TODAY'S MOVIE REVIEW: 'The Ring Two'


From today's Oregonian:




The first "The Ring" didn't make a lot of sense. That just made it scarier.

A vengeful, decades-dead little girl puts a seven-day curse on people? Fine. How, exactly, that relates to videotapes and horses throwing themselves off ferries? Well, that's a stickier wicket.

It didn't matter. As with many of the new-wave Japanese horror films (including "Ringu" and "Ju-On: The Grudge"), the first "Ring" was about putting nonsense in the service of terror. Director Gore Verbinski very carefully used his camera, actors and soundtrack to create a feeling of dread; as a result, when things didn't make a lick of sense, you felt helpless rather than insulted -- as if you were at the mercy of forces you couldn't understand. And when Rachel (Naomi Watts) copied that cursed videotape and sent it out into the world, she and her son Aidan (David Dorfman) may have cheated death, but they were also damning the planet. It was a merciless ending to one of the better horror films in recent years.

But using dread to paper over nonsense is a delicate business. Which brings us to today's bit of bad news: "The Ring Two" is a mild disaster.

Verbinski has moved on to greener directorial pastures, leaving the sequel in the hands of Hideo Nakata -- the Japanese director of "Ringu," which the original "Ring" remade. This would seem like a canny move. It's not.
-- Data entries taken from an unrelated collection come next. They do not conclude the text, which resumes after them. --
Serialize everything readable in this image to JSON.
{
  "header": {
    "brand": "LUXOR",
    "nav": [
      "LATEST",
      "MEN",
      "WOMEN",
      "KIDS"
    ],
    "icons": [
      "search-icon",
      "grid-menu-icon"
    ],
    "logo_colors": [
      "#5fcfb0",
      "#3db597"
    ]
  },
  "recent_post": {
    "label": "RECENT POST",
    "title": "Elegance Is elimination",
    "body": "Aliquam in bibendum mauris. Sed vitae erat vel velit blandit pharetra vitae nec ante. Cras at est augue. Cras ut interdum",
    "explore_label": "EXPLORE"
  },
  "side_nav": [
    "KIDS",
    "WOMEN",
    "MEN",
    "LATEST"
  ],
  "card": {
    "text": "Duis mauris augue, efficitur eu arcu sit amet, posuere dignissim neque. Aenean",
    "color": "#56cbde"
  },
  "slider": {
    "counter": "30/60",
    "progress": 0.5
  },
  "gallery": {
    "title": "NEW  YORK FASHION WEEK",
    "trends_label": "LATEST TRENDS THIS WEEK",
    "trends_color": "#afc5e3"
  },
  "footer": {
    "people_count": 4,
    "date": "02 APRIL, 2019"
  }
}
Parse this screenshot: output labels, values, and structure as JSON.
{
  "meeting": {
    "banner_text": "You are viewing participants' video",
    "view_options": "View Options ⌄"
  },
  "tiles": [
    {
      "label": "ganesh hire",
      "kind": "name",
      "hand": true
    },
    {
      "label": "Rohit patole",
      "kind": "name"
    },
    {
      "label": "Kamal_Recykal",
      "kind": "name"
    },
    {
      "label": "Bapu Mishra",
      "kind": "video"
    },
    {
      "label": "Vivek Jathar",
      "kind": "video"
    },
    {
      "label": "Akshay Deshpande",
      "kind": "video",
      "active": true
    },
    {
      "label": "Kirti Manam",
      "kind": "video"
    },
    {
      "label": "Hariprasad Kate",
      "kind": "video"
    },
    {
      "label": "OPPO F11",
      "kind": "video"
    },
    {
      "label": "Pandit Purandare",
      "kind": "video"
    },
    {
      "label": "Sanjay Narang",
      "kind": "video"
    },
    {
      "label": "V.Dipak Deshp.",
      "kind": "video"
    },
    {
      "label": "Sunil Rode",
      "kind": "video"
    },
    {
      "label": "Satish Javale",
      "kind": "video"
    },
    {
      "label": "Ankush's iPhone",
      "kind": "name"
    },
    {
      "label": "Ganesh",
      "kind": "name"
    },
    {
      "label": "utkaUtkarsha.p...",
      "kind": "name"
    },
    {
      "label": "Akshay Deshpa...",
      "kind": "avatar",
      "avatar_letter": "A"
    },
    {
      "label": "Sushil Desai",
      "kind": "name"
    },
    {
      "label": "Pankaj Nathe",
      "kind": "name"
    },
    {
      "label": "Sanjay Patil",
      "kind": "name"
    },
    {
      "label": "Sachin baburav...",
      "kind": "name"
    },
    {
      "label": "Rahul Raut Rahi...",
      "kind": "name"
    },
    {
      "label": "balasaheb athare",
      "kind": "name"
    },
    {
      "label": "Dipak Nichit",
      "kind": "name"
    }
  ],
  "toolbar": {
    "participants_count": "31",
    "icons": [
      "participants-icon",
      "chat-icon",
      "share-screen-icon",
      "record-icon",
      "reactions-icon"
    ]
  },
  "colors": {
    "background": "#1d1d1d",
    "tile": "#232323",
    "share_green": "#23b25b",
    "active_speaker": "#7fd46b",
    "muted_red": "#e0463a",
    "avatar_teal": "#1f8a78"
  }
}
Nakata's direction is straightforward enough, and Astoria (where the film is set) hasn't looked this good since "The Goonies." But he fails at creating that crucial relentlessness that made the first film such a chiller.

The script (by "Ring" scribe Ehren Kruger, who's a perfectly decent interview) is, well, it’s terrible. Apparently under the impression that the best way to flee a watery ghost is to get even closer to the ocean, Rachel and Aidan have fled Seattle for the Oregon coast, where Rachel's taken a job at The Daily Astorian. (I myself will be applying for a job there tomorrow, as the movie reveals that reporters at the Daily make enough money to own gorgeous multi-story Craftsman-era homes.)

Sure enough, they're followed by that pesky cursed videotape, which kids have been passing on to each other as a sort of extreme scare-sport. At which point the film just decides to undo everything that made the first "Ring" compelling or scary.

The tape is actually written out of the film fairly quickly: Rachel steals it and sets it on fire, and it makes this hilarious little screeching noise as it melts in a trash barrel. But the ghost-girl Samara, who apparently never needed a videotape to begin with (perhaps she's upgraded to TiVo?) sticks around -- having decided that she's going to possess Aidan's body at any cost.

What follows is a series of "eerie" set pieces that, robbed of any overwhelming sense of curse-dread, just seem vaguely silly and maybe even insulting. For no particular reason, Rachel and Aidan are menaced by a herd of CGI deer. Pictures of trees get burned into walls. Water hovers. Sissy Spacek gnaws on the set for about five minutes as a crazy mother in a fright wig. We take a trip to Scary TV Land. And poor Watts (who said she was too busy filming "King Kong" to do much promotion for "The Ring Two") has a scene where she tells her sleeping son something along the lines of, "You told me Samara couldn't get us when we're asleep. You're asleep. Tell me how to stop her!"

Uh, Rachel? He's asleep. So, apparently, are the filmmakers pulling your strings.